Derek Chauvin Sentenced To Almost 21 Years On Federal Civil Rights Charges

Sentenced to 245 months (20.4 years) plus 5 years supervised release, to run concurrently with state sentence of 22 years. So the pending state appeal asserting Chauvin was denied a fair trial will not matter. Chauvin will spend almost another 20 years in prison.

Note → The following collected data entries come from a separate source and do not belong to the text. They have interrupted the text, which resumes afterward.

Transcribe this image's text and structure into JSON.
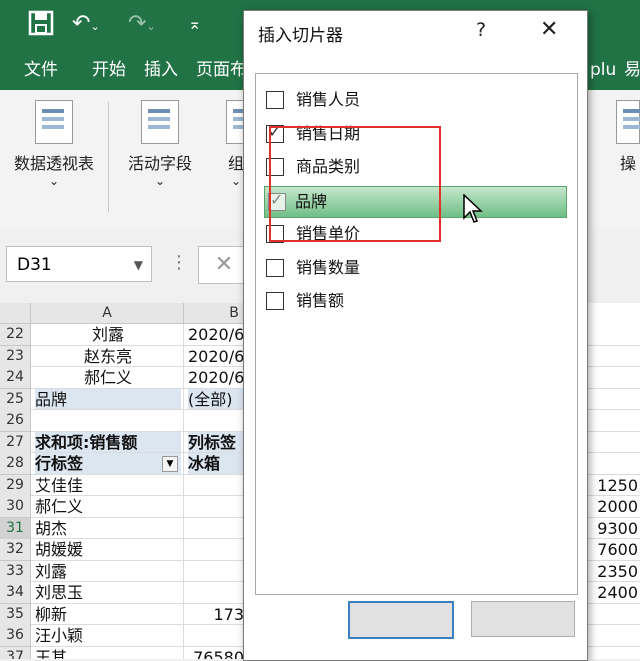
{
  "qat": {
    "save_icon": "save-icon",
    "undo_icon": "undo-icon",
    "redo_icon": "redo-icon",
    "customize_icon": "customize-qat-icon"
  },
  "tabs": [
    "文件",
    "开始",
    "插入",
    "页面布",
    "plu",
    "易"
  ],
  "ribbon": {
    "groups": [
      {
        "label": "数据透视表",
        "sub": "⌄"
      },
      {
        "label": "活动字段",
        "sub": "⌄"
      },
      {
        "label": "组",
        "sub": "⌄"
      },
      {
        "label": "操",
        "sub": ""
      }
    ]
  },
  "namebox": {
    "value": "D31"
  },
  "grid": {
    "col_headers": [
      "A",
      "B"
    ],
    "rows": [
      {
        "num": "22",
        "a": "刘露",
        "b": "2020/6"
      },
      {
        "num": "23",
        "a": "赵东亮",
        "b": "2020/6"
      },
      {
        "num": "24",
        "a": "郝仁义",
        "b": "2020/6"
      },
      {
        "num": "25",
        "a": "品牌",
        "b": "(全部)"
      },
      {
        "num": "26",
        "a": "",
        "b": ""
      },
      {
        "num": "27",
        "a": "求和项:销售额",
        "b": "列标签"
      },
      {
        "num": "28",
        "a": "行标签",
        "b": "冰箱"
      },
      {
        "num": "29",
        "a": "艾佳佳",
        "b": "",
        "r": "1250"
      },
      {
        "num": "30",
        "a": "郝仁义",
        "b": "",
        "r": "2000"
      },
      {
        "num": "31",
        "a": "胡杰",
        "b": "",
        "r": "9300"
      },
      {
        "num": "32",
        "a": "胡媛媛",
        "b": "",
        "r": "7600"
      },
      {
        "num": "33",
        "a": "刘露",
        "b": "",
        "r": "2350"
      },
      {
        "num": "34",
        "a": "刘思玉",
        "b": "",
        "r": "2400"
      },
      {
        "num": "35",
        "a": "柳新",
        "b": "173",
        "r": ""
      },
      {
        "num": "36",
        "a": "汪小颖",
        "b": "",
        "r": ""
      },
      {
        "num": "37",
        "a": "王其",
        "b": "76580",
        "r": ""
      }
    ]
  },
  "dialog": {
    "title": "插入切片器",
    "help": "?",
    "close": "✕",
    "items": [
      {
        "label": "销售人员",
        "checked": false
      },
      {
        "label": "销售日期",
        "checked": true
      },
      {
        "label": "商品类别",
        "checked": false
      },
      {
        "label": "品牌",
        "checked": true
      },
      {
        "label": "销售单价",
        "checked": false
      },
      {
        "label": "销售数量",
        "checked": false
      },
      {
        "label": "销售额",
        "checked": false
      }
    ],
    "ok_label": "",
    "cancel_label": ""
  },
  "colors": {
    "excel_green": "#217346",
    "highlight": "#6fbf86",
    "annotation_red": "#e0312b"
  }
}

On December 15, 2021, Derek Chauvin pleaded guilty to federal civil rights charges in the death of George Floyd and an alleged assault on 14-year old unrelated to the Floyd incident. We covered the plea in Derek Chauvin Pleads Guilty To Federal Charges In George Floyd Death:

Derek Chauvin was convicted of multiple state criminal charges in the death of George Floyd. He was sentenced to 22.5 years.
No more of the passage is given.